Crítica

Good Time – Joshua y Benny Safdie

posted by Marc Muñoz 15 enero, 2018 0 comments
Cul-de-sac en las malas calles

Good Time

El talento de los hermanos Safdie está a una película de ser, parcial o totalmente, fagocitado por Hollywood. Se supone que parte de la culpa la tendrá su última película, un Good Time que ha quintuplicado su visibilidad desde el momento que la pudieron presentar, recibiendo todo tipo de méritos, en el último Festival de Cannes.

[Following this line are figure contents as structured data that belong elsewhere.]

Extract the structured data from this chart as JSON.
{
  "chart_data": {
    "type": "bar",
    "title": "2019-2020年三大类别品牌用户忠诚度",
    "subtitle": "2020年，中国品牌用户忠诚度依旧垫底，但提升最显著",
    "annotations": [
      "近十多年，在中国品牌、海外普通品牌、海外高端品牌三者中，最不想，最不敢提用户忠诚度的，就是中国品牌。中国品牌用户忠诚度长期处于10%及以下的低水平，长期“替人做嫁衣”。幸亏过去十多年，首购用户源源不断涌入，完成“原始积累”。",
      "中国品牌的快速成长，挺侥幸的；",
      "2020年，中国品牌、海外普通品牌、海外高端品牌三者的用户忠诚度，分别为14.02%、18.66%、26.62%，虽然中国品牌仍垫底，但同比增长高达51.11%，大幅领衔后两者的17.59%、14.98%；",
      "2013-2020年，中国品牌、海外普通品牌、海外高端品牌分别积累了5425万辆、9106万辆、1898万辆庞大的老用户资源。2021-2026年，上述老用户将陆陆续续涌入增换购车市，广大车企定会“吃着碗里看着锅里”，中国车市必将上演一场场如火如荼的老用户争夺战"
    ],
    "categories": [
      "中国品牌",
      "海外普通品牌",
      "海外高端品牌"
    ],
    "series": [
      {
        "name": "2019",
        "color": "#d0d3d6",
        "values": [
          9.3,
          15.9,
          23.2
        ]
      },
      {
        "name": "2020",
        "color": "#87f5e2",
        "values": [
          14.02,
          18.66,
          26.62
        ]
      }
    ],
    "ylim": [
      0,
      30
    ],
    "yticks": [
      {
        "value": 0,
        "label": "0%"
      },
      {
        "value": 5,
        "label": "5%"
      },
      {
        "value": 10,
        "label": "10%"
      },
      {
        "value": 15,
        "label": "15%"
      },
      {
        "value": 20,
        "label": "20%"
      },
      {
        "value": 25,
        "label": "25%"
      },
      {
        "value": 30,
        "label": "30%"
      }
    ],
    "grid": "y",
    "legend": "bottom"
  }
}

Pero no es precisamente su carrera el fruto de una noche de inspiración. Estos curtidos y experimentados cineastas de Nueva York acumulan cinco obras desde los márgenes de la industria, cincelando un estilo definido por su curiosidad por los ambientes sórdidos de su ciudad natal, así como por los “outsiders” que los frecuentan, y por el riguroso detalle de plasmarlos en pantalla mediante una aproximación vérité, no muy alejada de la huella de algunos cineastas del free cinema ni posteriores relevistas en la parcela del indie norteamericano.

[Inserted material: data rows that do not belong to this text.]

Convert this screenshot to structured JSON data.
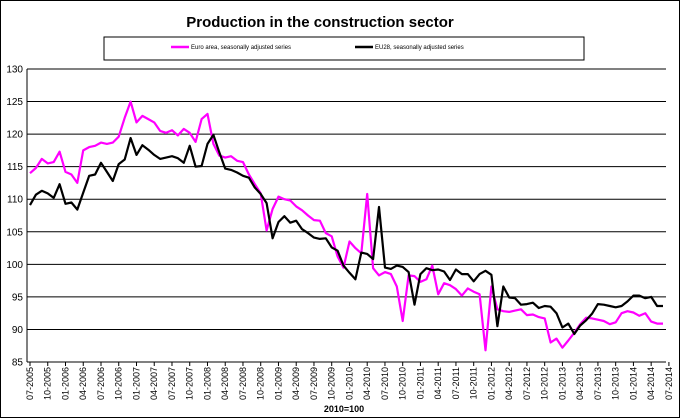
{
  "chart_data": {
    "type": "line",
    "title": "Production in the construction sector",
    "xlabel": "2010=100",
    "ylabel": "",
    "ylim": [
      85,
      130
    ],
    "yticks": [
      85,
      90,
      95,
      100,
      105,
      110,
      115,
      120,
      125,
      130
    ],
    "grid": "horizontal",
    "legend_position": "top",
    "x_start": "07-2005",
    "x_end": "07-2014",
    "xtick_labels": [
      "07-2005",
      "10-2005",
      "01-2006",
      "04-2006",
      "07-2006",
      "10-2006",
      "01-2007",
      "04-2007",
      "07-2007",
      "10-2007",
      "01-2008",
      "04-2008",
      "07-2008",
      "10-2008",
      "01-2009",
      "04-2009",
      "07-2009",
      "10-2009",
      "01-2010",
      "04-2010",
      "07-2010",
      "10-2010",
      "01-2011",
      "04-2011",
      "07-2011",
      "10-2011",
      "01-2012",
      "04-2012",
      "07-2012",
      "10-2012",
      "01-2013",
      "04-2013",
      "07-2013",
      "10-2013",
      "01-2014",
      "04-2014",
      "07-2014"
    ],
    "series": [
      {
        "name": "Euro area, seasonally adjusted series",
        "color": "#ff00ff",
        "values": [
          114,
          114.8,
          116.2,
          115.5,
          115.7,
          117.3,
          114.2,
          113.8,
          112.5,
          117.5,
          118,
          118.2,
          118.7,
          118.5,
          118.7,
          119.6,
          122.5,
          125,
          121.8,
          122.8,
          122.3,
          121.8,
          120.5,
          120.2,
          120.6,
          119.8,
          120.8,
          120.2,
          118.8,
          122.3,
          123.1,
          118.5,
          116.7,
          116.4,
          116.6,
          115.9,
          115.7,
          113.8,
          112.3,
          110.9,
          105.2,
          108.5,
          110.4,
          110,
          109.8,
          108.9,
          108.3,
          107.5,
          106.8,
          106.7,
          104.8,
          104.3,
          101.2,
          99.5,
          103.5,
          102.5,
          101.7,
          110.8,
          99.4,
          98.3,
          98.8,
          98.5,
          96.6,
          91.3,
          98.3,
          98.2,
          97.3,
          97.7,
          99.8,
          95.4,
          97.1,
          96.8,
          96.2,
          95.2,
          96.3,
          95.8,
          95.4,
          86.8,
          96.6,
          93.1,
          92.8,
          92.7,
          92.9,
          93.1,
          92.2,
          92.3,
          91.9,
          91.7,
          88,
          88.6,
          87.2,
          88.3,
          89.5,
          90.8,
          91.8,
          91.7,
          91.5,
          91.3,
          90.8,
          91.1,
          92.5,
          92.8,
          92.6,
          92.1,
          92.5,
          91.2,
          90.9,
          90.9
        ]
      },
      {
        "name": "EU28, seasonally adjusted series",
        "color": "#000000",
        "values": [
          109.1,
          110.7,
          111.3,
          110.9,
          110.2,
          112.3,
          109.3,
          109.5,
          108.4,
          111,
          113.6,
          113.8,
          115.6,
          114.2,
          112.8,
          115.4,
          116.1,
          119.4,
          116.8,
          118.3,
          117.6,
          116.8,
          116.2,
          116.4,
          116.6,
          116.3,
          115.6,
          118.2,
          115,
          115.1,
          118.5,
          119.9,
          117.2,
          114.7,
          114.5,
          114.1,
          113.6,
          113.3,
          111.8,
          110.8,
          109.4,
          104,
          106.5,
          107.4,
          106.4,
          106.7,
          105.4,
          104.8,
          104.1,
          103.9,
          104,
          102.6,
          102.1,
          99.8,
          98.7,
          97.7,
          101.8,
          101.6,
          100.8,
          108.8,
          99.5,
          99.3,
          99.8,
          99.6,
          98.8,
          93.8,
          98.5,
          99.4,
          99.1,
          99.2,
          98.9,
          97.6,
          99.2,
          98.5,
          98.5,
          97.4,
          98.5,
          99,
          98.4,
          90.5,
          96.6,
          94.9,
          94.8,
          93.8,
          93.9,
          94.1,
          93.3,
          93.6,
          93.5,
          92.5,
          90.3,
          90.9,
          89.3,
          90.6,
          91.4,
          92.4,
          93.9,
          93.8,
          93.6,
          93.4,
          93.6,
          94.3,
          95.2,
          95.2,
          94.8,
          95,
          93.6,
          93.6
        ]
      }
    ]
  }
}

En su última tentativa llevan ese pulso rabioso y realista que los caracteriza a sus cotas más altas  mediante la odisea desesperada de un criminal de poca monta que tras cometer un atraco junto a su hermano, y ser este atrapado por la polícia, deberá reunir el dinero necesario para sacar a su consanguíneo de la custodia policial. Esta sencilla premisa arroja a los hermanos Safdie a articular un crudo, brutal y bárbaro relato criminal en los arrabales del Nueva York gentrificado. Un tour furibundo y demoledor por las calles más salvajes y oscuras de Queens y Long Island, a muchas paradas de metro de ese Hell’s Kitchen inmortalizado por Scorsese en sus “Malas Calles” , otrora zona de maleantes y ahora convertido en zona de semi-lujo.

Y esa es sin duda la notoria primera característica que atrapará al espectador en esta escapatoria condenada que centra los latidos del personaje que interpreta Robert Pattinson. El detallismo riguroso con el que se capturan los ambientes  del Nueva York olvidado y maldito reluce veracidad y autenticidad por cada uno de sus poros. Mediante una fotografia realista y erizante de su habitual Sean Price Williams, capturando las luces y sombras, los reflejos, y los colores vivos de las calles sin tránsito de turistas de la ciudad del Hudson, unas interpretaciones soberbias (se habla mucho del esfuerzo del de Cosmopolis, pero le siguen pegados, Benny Safdie en el papel del hermano con deficiencia mental, el habitual en su cine, Buddy Duress, en el rol de un colgado que se cruza por equivocación en su camino, o la actriz Jennifer Jason Leigh), y el atino del guion por los detalles más vivos y los diálogos más  electrizantes.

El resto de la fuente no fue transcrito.